On a appuyé des entreprises comme Hopper, avec qui on était déjà partenaire, pour les aider à passer à travers la crise. Mais on a aussi investi dans de nouvelles entreprises comme CAE pour lui permettre de réaliser une grosse acquisition aux États-Unis. On est devenu le plus important actionnaire de l’entreprise.

Mais s’il y a encore des fonds de disponibles, c’est que, dans notre portefeuille, on avait beaucoup d’entreprises qui ont été très résilientes. Je pense ici à des sociétés comme WSP, Cogeco, Innergex, BRP, Eddyfi, BFL, Transcontinental ou Intelcom qui se sont toutes très bien tirées d’affaire.

L’ensemble de l’économie et plusieurs entreprises ont en effet assez bien résisté à la crise, mais il reste des secteurs comme l’aéronautique, le divertissement ou l’hébergement qui souffrent toujours. Avez-vous été sollicité par des entreprises de ce secteur ?

Dans le secteur de l’aéronautique, ce que je comprends, c’est que l’industrie est surtout frappée par des mises à pied ; on parle de plus de 4500 pertes d’emplois. On est prêt à les écouter et à intervenir au besoin.

Dans le secteur de l’hébergement, on est déjà partenaire du Groupe Germain. C’est une très belle entreprise. Il y a des signes encourageants avec la vaccination à grande échelle. Si on a besoin de nous, on sera là.

De façon générale, comment voyez-vous le rôle de la Caisse dans cette sortie de crise ?

On se donne maintenant comme objectif de participer à la relance de l’économie québécoise en s’associant aux entreprises et en accompagnant la relève avec un fort objectif de croissance.

On souhaite aussi aider nos sociétés à émerger sur les marchés mondiaux et leur permettre d’accélérer leur transformation technologique. Enfin, on veut aider l’économie et les entreprises à transformer les milieux de vie dans une perspective de développement durable avec des initiatives comme le REM ou le Fonds Équité pour la diversité.

La Caisse n’a jamais été aussi présente dans l’économie du Québec. On chapeaute 68,3 milliards d’actifs et en 10 ans, nos investissements dans les entreprises ont fait un bond pour passer de 20 à 50 milliards. On développe le REM, et Ivanhoé Cambridge est propriétaire de 65 propriétés immobilières importantes au Québec.

Vous n’avez toutefois pas été épargné par la crise. La Caisse a dû enregistrer une perte importante avec votre participation dans le Cirque du Soleil, non ?

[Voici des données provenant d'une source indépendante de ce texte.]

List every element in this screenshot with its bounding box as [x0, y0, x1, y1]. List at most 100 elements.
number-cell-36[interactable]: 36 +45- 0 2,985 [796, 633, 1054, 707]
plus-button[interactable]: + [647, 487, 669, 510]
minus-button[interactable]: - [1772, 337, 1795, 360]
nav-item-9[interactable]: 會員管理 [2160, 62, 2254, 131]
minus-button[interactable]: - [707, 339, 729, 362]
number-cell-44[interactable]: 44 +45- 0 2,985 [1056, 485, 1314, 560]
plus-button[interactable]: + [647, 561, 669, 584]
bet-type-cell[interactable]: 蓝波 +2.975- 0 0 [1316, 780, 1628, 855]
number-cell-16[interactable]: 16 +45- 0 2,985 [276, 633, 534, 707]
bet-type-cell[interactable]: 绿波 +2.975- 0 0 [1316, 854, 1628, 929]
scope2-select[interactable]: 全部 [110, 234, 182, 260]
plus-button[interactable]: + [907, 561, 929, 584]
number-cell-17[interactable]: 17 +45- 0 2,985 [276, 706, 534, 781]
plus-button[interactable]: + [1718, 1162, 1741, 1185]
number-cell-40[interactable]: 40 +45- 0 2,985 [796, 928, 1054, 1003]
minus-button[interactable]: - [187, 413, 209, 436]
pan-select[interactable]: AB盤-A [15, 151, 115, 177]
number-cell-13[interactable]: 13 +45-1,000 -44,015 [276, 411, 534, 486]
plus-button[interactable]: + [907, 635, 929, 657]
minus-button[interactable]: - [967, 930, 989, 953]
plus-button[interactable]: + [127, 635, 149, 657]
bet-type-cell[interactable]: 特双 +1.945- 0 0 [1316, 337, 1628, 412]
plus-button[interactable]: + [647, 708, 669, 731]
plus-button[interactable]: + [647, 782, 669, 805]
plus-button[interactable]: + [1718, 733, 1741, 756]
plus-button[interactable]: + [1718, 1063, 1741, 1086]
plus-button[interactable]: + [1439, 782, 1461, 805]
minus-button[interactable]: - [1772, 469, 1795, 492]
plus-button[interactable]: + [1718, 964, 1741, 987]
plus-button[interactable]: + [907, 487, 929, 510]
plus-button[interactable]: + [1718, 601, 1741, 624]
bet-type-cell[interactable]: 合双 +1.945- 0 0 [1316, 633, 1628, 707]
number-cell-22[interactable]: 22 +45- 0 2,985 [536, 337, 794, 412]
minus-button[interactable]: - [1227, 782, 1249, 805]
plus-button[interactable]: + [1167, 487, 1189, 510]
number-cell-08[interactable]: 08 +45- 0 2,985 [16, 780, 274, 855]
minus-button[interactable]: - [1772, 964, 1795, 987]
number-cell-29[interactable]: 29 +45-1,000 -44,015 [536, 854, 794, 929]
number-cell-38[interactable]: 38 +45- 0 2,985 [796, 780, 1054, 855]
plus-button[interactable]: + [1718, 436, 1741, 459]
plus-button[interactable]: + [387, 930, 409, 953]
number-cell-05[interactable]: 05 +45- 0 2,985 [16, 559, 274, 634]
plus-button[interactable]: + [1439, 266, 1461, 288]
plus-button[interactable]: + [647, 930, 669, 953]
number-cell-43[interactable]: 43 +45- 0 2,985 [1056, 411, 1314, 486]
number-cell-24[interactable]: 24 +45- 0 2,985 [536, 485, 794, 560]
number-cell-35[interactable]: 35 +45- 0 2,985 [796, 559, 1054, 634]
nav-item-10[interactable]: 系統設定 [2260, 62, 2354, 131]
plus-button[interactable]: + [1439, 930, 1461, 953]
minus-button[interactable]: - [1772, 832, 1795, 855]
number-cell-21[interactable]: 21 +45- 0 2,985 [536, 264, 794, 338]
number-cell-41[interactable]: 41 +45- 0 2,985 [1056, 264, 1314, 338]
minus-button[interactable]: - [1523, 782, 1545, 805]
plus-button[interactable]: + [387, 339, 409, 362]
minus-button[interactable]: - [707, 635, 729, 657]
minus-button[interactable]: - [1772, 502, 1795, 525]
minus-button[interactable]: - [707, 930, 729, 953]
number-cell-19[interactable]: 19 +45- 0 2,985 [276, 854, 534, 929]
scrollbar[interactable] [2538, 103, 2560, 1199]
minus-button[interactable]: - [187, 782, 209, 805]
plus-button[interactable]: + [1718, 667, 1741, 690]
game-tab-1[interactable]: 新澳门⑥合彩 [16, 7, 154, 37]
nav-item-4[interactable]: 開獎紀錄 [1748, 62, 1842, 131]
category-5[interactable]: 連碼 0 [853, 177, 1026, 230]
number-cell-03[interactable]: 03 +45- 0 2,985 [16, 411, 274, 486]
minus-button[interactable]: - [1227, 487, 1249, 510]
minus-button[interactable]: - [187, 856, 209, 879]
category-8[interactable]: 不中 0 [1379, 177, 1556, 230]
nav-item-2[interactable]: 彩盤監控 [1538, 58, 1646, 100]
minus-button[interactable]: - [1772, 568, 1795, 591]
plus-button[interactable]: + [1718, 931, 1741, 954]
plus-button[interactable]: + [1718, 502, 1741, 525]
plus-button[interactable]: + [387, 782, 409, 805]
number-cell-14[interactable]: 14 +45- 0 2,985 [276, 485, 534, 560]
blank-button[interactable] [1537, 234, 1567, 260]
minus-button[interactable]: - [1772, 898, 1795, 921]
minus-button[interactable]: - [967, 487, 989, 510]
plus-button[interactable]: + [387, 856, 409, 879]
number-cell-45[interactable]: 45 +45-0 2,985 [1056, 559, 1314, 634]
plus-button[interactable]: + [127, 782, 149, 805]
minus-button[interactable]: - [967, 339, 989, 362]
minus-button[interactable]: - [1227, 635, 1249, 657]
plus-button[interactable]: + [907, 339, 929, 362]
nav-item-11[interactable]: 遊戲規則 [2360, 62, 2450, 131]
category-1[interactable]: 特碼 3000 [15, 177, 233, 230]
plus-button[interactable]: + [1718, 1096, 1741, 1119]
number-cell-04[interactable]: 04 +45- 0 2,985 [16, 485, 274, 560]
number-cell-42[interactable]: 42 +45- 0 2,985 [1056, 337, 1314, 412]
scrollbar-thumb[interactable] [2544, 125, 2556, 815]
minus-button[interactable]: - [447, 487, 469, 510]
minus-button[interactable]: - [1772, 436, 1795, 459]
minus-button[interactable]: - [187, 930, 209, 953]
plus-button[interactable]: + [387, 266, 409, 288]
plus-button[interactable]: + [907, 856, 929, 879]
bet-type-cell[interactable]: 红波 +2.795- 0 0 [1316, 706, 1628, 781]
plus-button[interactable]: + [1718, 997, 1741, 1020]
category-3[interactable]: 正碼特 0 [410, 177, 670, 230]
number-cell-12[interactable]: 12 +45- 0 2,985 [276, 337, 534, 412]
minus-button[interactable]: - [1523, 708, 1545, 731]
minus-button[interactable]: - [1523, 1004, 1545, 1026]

Oui, ç’a été une perte importante, mais surtout navrante. J’étais au conseil d’administration du Cirque, et tout a basculé du jour au lendemain. Les gens ont tellement travaillé fort pour essayer de sauver l’entreprise mais là, il faut travailler avec les nouveaux actionnaires du Cirque pour relancer cette belle entreprise.

Mais on a eu des succès incroyables avec nos entreprises technologiques, notamment Nuvei et Lightspeed. On les a accompagnées dans leur transformation pour qu’elles deviennent de grandes entreprises et on va continuer de les épauler.

Une recension récente a identifié sept entreprises technologiques qui sont appelées à devenir de grands succès, et la Caisse est actionnaire direct de cinq d’entre elles et a des participations dans les deux autres via des fonds d’investissement. On est très bien positionné.

Vous avez indiqué que vous souhaitiez participer activement au transfert d’entreprises et pourtant, le groupe québécois Varitron a récemment affirmé avoir été forcé d’être acheté par une entreprise américaine parce que vous n’aviez pas montré d’intérêt à son endroit. Est-ce exact ?

On a eu des échanges avec cette entreprise il y a deux ans et on n’avait pas jugé bon d’investir. Au cours des cinq dernières années, les entreprises dans lesquelles nous sommes partenaires ont réalisé pas moins de 285 acquisitions à l’international, ce qui fait une transaction par semaine. On est pas mal plus en mode offensif que défensif.

Avant de devenir cheffe des placements du Québec il y a moins d’un an, vous étiez vice-présidente, affaires juridiques. Comment avez-vous vécu ce changement ?

J’étais aux services juridiques depuis 2017, où je suivais de près toutes les transactions réalisées par la Caisse. Et avant cela, j’ai été durant 17 ans avocate externe pour la Caisse chez McCarthy Tétrault, où j’ai participé à de nombreuses transactions, notamment dans le secteur des infrastructures avec Macky (Tall).

J’ai rejoint une équipe d’expérience qui a façonné au fil des ans le portefeuille de la Caisse. C’est un superbe défi.